ASX recap: All the latest news from company reporting season on the Australian market

We have arrived, the first monster week of reporting season.
The heavy-hitters are out this week - NAB, BlueScope Steel, Ampol, CSL, BHP, Monadelphous, Woodside Energy, Iluka Resources; Northern Star Resources, Super Retail Group and Bega Cheese.
Announcing quarterly results on Monday, NAB flagged a 4.5 per cent increase in this financial year’s operating expenses to meet “further payroll issues” identified by the review.
The probe was launched in 2019 to initially look into how 730 NAB employees were short-changed about $850,000, but it has since exposed widespread underpayments across the bank that have already cost it hundreds of millions of dollars.
NAB’s results for the three months to June 30 showed the still growing underpayments problem contributed to a flat cash profit of $1.8 billion for the period, lower than its first-half average.
Meanwhile, Qantas was hit with a landmark $90 million fine for illegally sacking more than 1800 ground workers five years ago, after a Federal Court judge expressed the airline had shown the “wrong kind of sorry”.
Justice Michael Lee ordered Qantas to pay $50m to the Transport Workers Union — which brought the case — saying it “would facilitate and promote” unions to take on similar cases where the Fair Work Ombudsman fails to act.
In a statement, Qantas said the company accepted the penalty and judgement which held it “accountable for our actions that caused real harm to our employees”.
Australia’s stock market set an “unprecedented” sixth straight day of record highs on the back of a strong start to earning season led by the major banks, AAP reported.
Key Events
A2 Milk to buy NZ formula plant to target China growth
A2 Milk Co. has agreed to buy a New Zealand infant formula plant as it targets more growth in China.
The company will purchase Yashili New Zealand Dairy’s factory at Pokeno, south of Auckland, for $NZ282 million ($257m).

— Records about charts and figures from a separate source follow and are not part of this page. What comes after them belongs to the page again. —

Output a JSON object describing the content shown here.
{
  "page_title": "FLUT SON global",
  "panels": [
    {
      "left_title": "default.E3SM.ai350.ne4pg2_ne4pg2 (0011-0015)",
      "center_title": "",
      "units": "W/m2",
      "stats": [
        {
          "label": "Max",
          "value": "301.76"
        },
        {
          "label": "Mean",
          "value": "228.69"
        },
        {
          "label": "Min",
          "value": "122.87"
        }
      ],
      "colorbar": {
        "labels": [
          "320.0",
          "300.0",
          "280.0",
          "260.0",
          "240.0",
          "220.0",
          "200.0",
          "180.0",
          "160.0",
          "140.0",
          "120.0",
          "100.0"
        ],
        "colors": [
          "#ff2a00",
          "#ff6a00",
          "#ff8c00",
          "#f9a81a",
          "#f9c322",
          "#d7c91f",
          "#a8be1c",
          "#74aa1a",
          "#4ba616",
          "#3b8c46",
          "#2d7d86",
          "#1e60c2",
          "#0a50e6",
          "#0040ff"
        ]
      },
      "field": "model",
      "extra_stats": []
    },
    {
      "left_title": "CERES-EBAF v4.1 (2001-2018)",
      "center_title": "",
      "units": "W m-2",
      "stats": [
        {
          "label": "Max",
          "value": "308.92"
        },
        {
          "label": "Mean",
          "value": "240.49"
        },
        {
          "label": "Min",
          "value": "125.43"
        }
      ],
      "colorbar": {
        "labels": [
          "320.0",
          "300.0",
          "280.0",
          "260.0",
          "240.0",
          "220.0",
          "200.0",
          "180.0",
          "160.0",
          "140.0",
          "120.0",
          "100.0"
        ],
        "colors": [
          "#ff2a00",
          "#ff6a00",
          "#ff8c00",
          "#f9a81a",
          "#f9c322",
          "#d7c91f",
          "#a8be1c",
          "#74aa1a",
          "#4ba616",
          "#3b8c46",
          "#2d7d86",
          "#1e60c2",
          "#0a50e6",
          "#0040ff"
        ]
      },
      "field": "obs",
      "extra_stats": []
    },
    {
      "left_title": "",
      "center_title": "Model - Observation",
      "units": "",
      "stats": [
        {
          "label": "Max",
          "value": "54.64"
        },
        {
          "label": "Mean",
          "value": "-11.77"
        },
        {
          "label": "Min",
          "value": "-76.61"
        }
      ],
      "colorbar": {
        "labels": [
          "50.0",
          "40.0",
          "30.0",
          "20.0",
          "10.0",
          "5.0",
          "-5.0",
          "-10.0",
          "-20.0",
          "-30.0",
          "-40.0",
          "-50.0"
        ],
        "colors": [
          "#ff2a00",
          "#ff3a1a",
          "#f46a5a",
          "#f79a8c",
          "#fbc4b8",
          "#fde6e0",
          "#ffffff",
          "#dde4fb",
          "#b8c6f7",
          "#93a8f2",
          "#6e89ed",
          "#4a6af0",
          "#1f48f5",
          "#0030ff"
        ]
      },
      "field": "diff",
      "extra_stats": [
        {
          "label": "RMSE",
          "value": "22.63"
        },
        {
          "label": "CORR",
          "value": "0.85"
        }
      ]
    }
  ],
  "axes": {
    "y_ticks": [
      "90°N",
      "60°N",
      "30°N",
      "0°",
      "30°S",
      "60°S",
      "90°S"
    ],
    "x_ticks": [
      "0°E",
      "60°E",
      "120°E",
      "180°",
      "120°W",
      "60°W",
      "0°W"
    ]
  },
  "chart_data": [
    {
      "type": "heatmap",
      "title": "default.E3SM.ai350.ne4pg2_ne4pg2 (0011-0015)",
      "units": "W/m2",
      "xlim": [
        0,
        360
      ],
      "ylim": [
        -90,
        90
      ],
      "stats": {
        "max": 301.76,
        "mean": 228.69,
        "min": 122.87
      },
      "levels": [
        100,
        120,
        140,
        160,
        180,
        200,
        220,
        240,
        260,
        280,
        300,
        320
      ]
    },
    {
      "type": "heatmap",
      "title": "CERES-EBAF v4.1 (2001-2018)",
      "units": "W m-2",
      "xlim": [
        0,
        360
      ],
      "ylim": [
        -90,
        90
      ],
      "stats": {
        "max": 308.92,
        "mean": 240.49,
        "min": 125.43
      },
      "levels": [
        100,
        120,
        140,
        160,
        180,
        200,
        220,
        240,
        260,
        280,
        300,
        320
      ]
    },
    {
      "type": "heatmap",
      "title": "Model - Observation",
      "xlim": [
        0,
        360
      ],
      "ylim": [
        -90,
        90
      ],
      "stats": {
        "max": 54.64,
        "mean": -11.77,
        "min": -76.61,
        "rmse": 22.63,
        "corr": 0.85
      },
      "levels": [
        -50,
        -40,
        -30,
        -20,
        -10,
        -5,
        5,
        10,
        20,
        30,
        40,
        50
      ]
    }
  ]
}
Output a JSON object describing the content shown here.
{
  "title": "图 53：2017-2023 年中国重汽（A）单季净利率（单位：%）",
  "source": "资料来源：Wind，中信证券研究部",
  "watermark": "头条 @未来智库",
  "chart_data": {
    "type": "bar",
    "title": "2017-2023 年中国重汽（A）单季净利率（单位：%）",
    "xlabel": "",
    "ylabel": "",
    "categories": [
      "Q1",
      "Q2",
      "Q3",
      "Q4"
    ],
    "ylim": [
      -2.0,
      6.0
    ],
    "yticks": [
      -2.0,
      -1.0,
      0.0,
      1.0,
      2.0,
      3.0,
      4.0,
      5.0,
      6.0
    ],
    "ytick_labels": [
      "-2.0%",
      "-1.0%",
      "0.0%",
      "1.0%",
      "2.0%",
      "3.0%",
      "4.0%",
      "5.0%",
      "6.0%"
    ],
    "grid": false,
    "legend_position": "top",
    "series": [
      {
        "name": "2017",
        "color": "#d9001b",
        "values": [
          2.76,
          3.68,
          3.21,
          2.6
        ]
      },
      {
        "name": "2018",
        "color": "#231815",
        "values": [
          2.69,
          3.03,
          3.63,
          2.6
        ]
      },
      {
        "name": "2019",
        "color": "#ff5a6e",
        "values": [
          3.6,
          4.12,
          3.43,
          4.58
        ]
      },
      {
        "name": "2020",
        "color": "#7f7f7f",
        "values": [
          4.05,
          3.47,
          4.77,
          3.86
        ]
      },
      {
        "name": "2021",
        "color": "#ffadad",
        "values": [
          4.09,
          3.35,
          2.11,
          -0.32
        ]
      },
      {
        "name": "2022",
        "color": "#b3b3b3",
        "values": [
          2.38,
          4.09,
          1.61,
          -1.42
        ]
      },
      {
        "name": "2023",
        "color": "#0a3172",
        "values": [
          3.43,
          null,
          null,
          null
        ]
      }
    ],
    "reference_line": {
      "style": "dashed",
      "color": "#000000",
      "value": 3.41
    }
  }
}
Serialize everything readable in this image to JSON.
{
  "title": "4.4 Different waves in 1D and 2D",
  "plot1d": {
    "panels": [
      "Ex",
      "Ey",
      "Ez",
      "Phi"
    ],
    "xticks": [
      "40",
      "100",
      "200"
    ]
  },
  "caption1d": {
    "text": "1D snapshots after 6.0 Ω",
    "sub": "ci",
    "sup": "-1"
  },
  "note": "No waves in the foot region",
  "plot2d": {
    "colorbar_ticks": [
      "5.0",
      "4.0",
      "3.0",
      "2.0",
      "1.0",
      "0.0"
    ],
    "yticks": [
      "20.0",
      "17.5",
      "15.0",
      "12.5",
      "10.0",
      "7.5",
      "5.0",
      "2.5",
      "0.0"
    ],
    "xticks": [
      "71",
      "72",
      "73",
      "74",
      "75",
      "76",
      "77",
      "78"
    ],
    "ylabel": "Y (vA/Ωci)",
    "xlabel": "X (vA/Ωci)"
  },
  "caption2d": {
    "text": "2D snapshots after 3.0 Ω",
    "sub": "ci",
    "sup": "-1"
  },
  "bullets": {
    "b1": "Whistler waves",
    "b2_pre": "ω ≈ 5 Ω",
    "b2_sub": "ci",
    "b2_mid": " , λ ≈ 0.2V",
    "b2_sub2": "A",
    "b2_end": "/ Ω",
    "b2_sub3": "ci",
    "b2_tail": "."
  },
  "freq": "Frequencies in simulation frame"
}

It plans to invest about $NZ100m to increase capacity at the plant, which already holds licences to sell formula in China.
The transaction provides direct ownership of a plant that already makes some a2 products, and an alternative to reliance on manufacturing agreements with Synlait Milk, which will continue. A2 is separately selling its 75 per cent stake in Mataura Valley Milk for $NZ100m and subject to completion of both deals it intends to pay a $NZ300m special dividend.
“The transactions enable the company to build a better, higher growth, lower risk, end-to-end business and deliver substantial benefits to shareholders,” said chief executive David Bortolussi.
A2 today reported a 21 per cent increase in net income to $NZ202.9m for the year ended June 30, slightly ahead of analysts’ average estimates. Revenue climbed 14 per cent to a record $NZ1.9 billion and the company declared a second-half dividend of 11.5c a share.
The company increased its share of the Chinese infant formula market by growing sales even as the overall market reduced, and is now the second-largest seller of English-label product in that market, it said.
While the overall Chinese market shrank, the decline was a third of the pace of the previous year amid signs of increased newborns, a2 said. That puts the company on track to achieve $NZ2b sales of in the 2027 full year, it said.
The company forecasts high single-digit percent increase in revenue in the 2026 full year, which will generate net income “similar” to the $NZ203m it reported today.
Bloomberg
NAB profit flat, flags payroll hit
National Australia Bank’s third-quarter profit was flat as lending to businesses offset growth in expenses.
Unaudited cash earnings came in at $1.8 billion in the three months to June 30, the bank reported today. It now expects operating expenses growth of about 4.5 per cent, which includes fixing a payrolls problem.
“We remain optimistic about the outlook and are well placed to manage NAB for the long term,” chief executive Andrew Irvine said.
Earnings season for Australian lenders has underscored bright spots in loan growth at Westpac, while some analysts said larger rival Commonwealth Bank of Australia now faces a margin squeeze and increasing credit costs in 2026.
The Australian economy is contending with an expected further decrease to benchmark lending rates just as many households struggle with higher energy and other living costs.
Bloomberg
Mixed end to US markets last week
The blue-chip Dow Jones ended higher on Friday after hitting an intraday record high, as UnitedHealth’s shares jumped after Berkshire Hathaway raised its stake, but other Wall Street indexes slipped as mixed data clouded the Federal Reserve’s next monetary policy move.
A meeting between US President Donald Trump and Russian counterpart Vladimir Putin was also on the radar, with markets hoping it could pave the way for a resolution to the Ukraine conflict and determine the outlook for crude prices.
The two leaders held a meeting in Alaska on Friday.
UnitedHealth Group rose almost 12 per cent, its biggest single-day percentage rise since March 2020, after Warren Buffett’s company revealed a new investment in the health insurer, while Michael Burry’s Scion Asset Management also turned more bullish on the company.
Rising costs in the broader healthcare sector and about a 40 per cent slump in UnitedHealth’s shares this year have left the Dow lagging its Wall Street peers on the road to record highs.